The colony diameters after 7 d were 30.4×32.2 mm on MEA and 45.3×43.3 mm on PDA. The surface colors were light brownish gray (Munsell color notation: 2.5Y 9/2) to light gambogeish gray (Munsell color notation: 5Y 8/2) in MEA and light brownish gray (Munsell color notation: 2.5Y 9/2) in PDA, Colonies had a texture similar to cotton with irregular margin and no exudate. Hyphae were clearly observed in the filamentous form. The reverse was light gamboge (Munsell color notation: 2.5Y 8/8) to amberish gray (Munsell color notation: 10Y 8/2) in MEA and light gambogeish gray (Munsell color notation: 7.5Y 8/2) in PDA. Conidia measured about 7.4-9.7×5.9-8.7 μm (n=20) were circular or elliptical with dark grayish brown (Munsell color notation: 2.5Y 3/2) and showed no septa inside. Conidiogenous cells are ampulliform or elliptical with hyaline and internal granules exit, gradually turning brownish gray (Munsell color notation: 5Y 6/2) over time (Fig. 1; Table1).

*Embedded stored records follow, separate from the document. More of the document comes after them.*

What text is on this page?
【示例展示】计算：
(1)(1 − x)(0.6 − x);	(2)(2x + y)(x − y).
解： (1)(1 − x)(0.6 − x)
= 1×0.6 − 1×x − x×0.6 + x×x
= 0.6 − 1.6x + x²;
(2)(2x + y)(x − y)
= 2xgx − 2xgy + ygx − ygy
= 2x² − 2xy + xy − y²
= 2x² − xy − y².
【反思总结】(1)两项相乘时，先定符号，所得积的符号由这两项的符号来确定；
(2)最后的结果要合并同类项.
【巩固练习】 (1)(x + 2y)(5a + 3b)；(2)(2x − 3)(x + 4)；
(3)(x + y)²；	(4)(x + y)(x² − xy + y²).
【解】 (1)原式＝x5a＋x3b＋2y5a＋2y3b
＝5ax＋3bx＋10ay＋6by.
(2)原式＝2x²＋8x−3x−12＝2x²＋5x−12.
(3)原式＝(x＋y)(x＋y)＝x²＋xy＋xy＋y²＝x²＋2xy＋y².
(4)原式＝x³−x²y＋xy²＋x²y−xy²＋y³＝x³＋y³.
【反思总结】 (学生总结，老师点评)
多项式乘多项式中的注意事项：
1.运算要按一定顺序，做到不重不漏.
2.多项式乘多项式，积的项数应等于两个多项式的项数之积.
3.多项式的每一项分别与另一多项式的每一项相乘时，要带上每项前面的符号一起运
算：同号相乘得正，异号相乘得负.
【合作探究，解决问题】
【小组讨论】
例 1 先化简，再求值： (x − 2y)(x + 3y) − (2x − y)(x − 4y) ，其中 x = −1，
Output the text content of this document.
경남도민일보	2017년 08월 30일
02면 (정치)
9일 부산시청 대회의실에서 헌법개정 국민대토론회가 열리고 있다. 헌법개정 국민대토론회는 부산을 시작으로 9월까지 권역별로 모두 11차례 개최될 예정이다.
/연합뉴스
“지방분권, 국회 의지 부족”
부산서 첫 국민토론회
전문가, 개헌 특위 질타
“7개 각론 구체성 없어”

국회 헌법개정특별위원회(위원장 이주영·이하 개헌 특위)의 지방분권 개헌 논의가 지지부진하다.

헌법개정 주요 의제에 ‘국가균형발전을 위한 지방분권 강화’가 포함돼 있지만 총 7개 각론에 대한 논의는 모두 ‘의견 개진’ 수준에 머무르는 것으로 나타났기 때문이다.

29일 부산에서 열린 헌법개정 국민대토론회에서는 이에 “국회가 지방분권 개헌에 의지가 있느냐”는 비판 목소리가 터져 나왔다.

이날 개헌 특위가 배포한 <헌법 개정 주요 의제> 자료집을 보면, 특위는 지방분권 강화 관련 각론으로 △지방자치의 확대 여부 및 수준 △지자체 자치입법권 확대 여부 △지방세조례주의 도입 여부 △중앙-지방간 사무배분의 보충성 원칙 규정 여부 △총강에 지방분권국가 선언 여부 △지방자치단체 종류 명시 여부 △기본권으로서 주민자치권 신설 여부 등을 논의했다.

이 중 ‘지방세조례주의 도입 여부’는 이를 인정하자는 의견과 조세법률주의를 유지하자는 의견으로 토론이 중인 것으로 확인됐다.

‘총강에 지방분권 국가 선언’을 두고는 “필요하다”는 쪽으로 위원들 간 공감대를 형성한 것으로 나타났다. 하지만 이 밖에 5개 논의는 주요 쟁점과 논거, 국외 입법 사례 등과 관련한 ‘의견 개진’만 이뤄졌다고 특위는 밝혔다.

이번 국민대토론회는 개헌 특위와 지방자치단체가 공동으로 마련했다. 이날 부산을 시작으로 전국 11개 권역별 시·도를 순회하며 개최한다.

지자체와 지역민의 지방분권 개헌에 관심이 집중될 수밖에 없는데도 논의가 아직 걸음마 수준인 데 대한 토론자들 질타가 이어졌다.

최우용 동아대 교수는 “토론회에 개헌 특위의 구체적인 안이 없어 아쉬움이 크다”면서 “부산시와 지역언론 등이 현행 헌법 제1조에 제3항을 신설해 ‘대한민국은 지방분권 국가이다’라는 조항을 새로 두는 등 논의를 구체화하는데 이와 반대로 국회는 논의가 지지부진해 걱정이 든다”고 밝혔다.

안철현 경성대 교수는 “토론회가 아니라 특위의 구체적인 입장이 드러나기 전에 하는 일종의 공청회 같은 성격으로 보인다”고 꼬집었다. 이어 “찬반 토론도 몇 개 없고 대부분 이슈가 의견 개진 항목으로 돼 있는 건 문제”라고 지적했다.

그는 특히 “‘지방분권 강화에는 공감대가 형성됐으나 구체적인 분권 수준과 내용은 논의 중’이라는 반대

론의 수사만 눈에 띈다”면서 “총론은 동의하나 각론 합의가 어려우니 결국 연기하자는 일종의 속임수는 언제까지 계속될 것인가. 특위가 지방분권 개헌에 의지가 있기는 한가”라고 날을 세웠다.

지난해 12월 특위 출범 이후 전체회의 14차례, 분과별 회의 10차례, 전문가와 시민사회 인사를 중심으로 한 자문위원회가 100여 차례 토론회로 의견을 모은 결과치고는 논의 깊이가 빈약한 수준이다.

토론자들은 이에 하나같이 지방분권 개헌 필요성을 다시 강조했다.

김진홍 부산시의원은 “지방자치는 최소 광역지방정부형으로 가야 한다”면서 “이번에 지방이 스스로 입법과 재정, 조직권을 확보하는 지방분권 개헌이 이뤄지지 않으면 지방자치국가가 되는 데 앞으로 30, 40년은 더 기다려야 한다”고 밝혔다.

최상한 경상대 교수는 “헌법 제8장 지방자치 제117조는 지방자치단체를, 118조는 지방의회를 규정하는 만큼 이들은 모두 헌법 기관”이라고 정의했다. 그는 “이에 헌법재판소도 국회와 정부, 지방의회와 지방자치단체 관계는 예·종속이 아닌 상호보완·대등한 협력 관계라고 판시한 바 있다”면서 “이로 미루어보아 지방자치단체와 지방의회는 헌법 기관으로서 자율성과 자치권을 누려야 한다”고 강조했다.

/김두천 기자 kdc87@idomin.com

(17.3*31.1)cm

Specimen examined: Gongju-si, Chungcheongnam-do, Korea, 36°20'8.79''N, 127°11'9.72''E, 2023.4.8., isolated from the stem of Pseudosasa japonica, strain KACC 410370, GenBank no. OR687572 (ITS), OR687573 (LSU) and OR715105 (TUB2)

Note: The genus Apiospora lives in various environments, such as ocean, soil, and plants. [8]. In Korea, some unrecorded and new species of Apiospora and Arthrinium have been isolated and reported from the ocean and soil [19-21]. Four species of Apiospora as plant endophytes were reported recently [6], but continuous research is needed when compared to the global records of the Apiospora spp. A. pseudosinensis was previously collected from the Netherlands in 2012 and China in 2022, and all of strains were isolated from bamboo leaves [10,22]. However, we need to gather more information about the host plants and geographical distribution of A. pseudosinensis. In this study, the nucleotide sequences of ITS including 5.8S ribosomal DNA, LSU, and TUB2, were analyzed and used for the molecular identification of A. pseudosinensis. Each sequence was shown all 100% homology with ITS region of A. pseudosinensis (NR 121559), 28S ribosomal DNA of A. pseudosinensis (NG 042784) and TUB2 region of A. pseudosinensis (OP573272) (Fig. 2). A number of secondary metabolite studies have been conducted on Apiospora spp. For example, A. pseudosinensis has been found to produce substances that increase cell proliferation through phosphorylation of estrogen receptor-α. Therefore, this kind of research on the major fungal resource of secondary metabolites leads to industrial and pharmaceutical applications [23,24]. As mentioned above, the the availability of secondary metabolites and the problem of taxonomy are continually discussed, therefore, further taxonomic studies and elucidation of secondary metabolites of Apiospora spp. should be undertaken.